Unprecedented Losses posted by top financial services firms on Wall Street pushed global stock markets into a tailspin and India could not hold on despite strong third-quarter results by domestic companies. January has not brought in the traditional foreign fund flows that one witnessed in the last few years and to the contrary foreign portfolio investors have been net sellers.

The Prime Minister’s Economic Advisory Council’s lowering of economic growth projection for 2007-08 to 8.9 per cent on Thursday 17 January 2008 also impacted the market sentiments.
The Sensex was down 10 per cent from its all-time high of 21,206.77 as it plunged below 19,000 during the day’s trade. The Sensex ended the day 3.49 per cent lower at 19,013.70 and the Nifty was down 3.52 per cent at 5,913.20. With five consecutive days of fall, the Sensex closed the week with an 8.7 per cent loss, the worst since May 2006.
“Selling pressure was intense, even in the first half hour’s trade. Domestic institutions were on the sidelines. The only hope now for the markets to stabilise lies with George Bush,” said experts, referring to the anticipated special package from US President George Bush to shore up the US economy. Banks were major losers as the US subprime losses cast a shadow and other sectors badly hit were real estate and oil.
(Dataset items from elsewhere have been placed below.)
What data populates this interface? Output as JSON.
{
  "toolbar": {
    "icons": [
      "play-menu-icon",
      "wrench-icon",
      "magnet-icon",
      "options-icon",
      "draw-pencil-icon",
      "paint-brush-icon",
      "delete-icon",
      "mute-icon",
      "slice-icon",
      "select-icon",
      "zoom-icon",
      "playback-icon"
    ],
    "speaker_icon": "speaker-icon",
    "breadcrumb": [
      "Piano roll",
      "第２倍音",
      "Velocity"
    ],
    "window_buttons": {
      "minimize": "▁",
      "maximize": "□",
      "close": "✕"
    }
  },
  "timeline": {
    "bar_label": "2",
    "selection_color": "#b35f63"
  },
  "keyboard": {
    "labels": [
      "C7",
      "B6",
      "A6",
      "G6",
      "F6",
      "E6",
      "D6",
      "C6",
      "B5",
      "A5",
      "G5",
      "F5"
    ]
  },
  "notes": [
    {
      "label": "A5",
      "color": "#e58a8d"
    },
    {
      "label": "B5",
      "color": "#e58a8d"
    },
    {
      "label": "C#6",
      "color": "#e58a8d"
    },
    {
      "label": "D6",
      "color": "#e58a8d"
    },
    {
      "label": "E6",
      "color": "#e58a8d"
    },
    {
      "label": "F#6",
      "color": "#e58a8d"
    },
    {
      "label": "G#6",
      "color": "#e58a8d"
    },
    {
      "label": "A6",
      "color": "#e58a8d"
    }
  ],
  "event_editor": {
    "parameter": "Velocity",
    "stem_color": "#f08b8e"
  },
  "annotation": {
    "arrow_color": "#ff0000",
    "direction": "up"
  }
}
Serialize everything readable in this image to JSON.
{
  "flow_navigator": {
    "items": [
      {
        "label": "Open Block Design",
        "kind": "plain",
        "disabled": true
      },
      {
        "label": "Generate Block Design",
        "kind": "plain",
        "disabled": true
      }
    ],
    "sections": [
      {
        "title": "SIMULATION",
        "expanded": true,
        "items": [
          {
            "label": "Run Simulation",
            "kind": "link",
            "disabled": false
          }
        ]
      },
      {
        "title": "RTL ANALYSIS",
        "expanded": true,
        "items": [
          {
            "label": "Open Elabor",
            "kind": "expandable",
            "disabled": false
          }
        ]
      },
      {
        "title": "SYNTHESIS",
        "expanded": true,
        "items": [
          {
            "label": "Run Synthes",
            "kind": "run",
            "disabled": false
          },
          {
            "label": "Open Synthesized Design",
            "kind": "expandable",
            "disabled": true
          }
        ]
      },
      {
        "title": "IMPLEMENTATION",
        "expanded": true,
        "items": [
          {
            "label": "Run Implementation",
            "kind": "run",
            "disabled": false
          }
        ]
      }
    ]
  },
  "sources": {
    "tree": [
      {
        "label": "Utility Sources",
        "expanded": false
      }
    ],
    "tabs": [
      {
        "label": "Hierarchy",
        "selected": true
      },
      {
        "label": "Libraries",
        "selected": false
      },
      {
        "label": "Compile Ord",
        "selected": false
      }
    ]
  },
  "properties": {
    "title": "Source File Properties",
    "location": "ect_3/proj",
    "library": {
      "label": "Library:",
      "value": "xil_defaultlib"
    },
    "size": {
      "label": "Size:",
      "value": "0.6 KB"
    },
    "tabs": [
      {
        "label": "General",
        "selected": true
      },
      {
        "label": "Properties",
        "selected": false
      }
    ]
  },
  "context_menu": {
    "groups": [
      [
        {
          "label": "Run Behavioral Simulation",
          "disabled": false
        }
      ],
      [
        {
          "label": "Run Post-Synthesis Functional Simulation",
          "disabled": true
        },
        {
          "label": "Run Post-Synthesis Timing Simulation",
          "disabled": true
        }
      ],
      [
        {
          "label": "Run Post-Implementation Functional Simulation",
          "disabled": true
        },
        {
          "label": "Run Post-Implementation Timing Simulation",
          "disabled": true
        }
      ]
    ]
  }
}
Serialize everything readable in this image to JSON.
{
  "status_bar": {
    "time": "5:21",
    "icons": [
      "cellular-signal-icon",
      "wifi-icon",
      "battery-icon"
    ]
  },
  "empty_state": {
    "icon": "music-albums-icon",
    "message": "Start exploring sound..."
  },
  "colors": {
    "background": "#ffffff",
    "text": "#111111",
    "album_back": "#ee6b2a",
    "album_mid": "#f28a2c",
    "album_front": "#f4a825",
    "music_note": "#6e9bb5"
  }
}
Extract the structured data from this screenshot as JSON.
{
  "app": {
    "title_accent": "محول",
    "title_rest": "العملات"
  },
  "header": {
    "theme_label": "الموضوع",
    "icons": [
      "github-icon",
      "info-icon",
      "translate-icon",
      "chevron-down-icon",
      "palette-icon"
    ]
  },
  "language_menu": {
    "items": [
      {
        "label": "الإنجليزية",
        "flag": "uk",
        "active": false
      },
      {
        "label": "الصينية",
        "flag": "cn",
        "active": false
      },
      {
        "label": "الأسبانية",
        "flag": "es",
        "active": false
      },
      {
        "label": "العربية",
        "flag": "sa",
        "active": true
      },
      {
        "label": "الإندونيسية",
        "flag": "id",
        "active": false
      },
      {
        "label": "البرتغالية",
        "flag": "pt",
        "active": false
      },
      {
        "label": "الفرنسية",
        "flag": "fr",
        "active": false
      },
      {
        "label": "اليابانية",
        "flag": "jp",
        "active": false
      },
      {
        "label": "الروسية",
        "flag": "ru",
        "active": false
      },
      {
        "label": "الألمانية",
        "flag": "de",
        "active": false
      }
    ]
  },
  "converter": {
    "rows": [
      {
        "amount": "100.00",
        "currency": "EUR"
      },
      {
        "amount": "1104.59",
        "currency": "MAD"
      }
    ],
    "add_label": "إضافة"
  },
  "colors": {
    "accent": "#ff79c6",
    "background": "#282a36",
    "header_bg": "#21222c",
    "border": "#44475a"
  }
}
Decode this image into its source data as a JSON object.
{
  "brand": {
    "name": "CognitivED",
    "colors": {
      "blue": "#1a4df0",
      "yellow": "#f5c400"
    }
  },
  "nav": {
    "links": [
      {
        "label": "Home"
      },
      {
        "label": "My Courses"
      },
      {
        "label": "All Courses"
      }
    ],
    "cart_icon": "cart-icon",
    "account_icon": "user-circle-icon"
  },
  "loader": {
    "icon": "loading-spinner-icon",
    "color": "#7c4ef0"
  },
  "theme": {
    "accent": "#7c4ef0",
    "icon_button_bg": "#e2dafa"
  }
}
Inflation inching up again brought down hopes of any rate cuts, adding to the somber mood. Foreign funds sold stocks worth over Rs 4,465 crore in the last two days. A positive Budget is the only trigger, which is 40 days away.
Sensex heavyweights Reliance and ICICI Bank shed 6.6 per cent and 5.6 per cent, respectively. Wipro, which reported profits a little lower than market expectations, ended the day nearly 1 per cent lower, extending losses. Ranbaxy was one frontline stock that posted a gain of 5.10 per cent after it said it was likely to end the year with 25 per cent profit growth.
Extending their losses for the fifth day in a row, the stock markets collapsed today with the benchmark Sensex posting this year’s biggest fall of over 680 points as selling pressure intensified across the-board on global cues and diversion of funds to the primary market.
Market leader and heavyweight Reliance Industries and other blue-chip stocks, including DAL, NTPC, ICICI Bank, Reliance Energy, suffered significant losses on sustained selling pressure. With markets tanking 1,813.75 points in the last five days, companies have lost over Rs 5 trillion in valuation.
Continuing weak global cues - triggered by huge sub-prime losses disclosed by Citigroup and Merrill Lynch - and the lowering of domestic economic growth forecast by the Prime Minister’s Economic Advisory Council yesterday seem to have triggered the collapse.

The 30-share BSE barometer continued its slide at opening and even went below the 19K level during intra-day. Finally, the index settled the day at 19,013.70, a fall of 687.12 points, or 3.49 per cent, from previous close.
Investors’’ wealth-measured in terms of cumulative market capitalisation of all the listed firms-has declined by Rs 5, 21,310 crore on account of the five-day slide. The National Stock Exchange index Nifty also plunged by 207.90 points, or 3.52 per cent, to close at 5,705.30.
There has been one side selling in the market, mainly driven by the global cues. Once the market falls, a chain reaction of losses is triggered which takes it down further.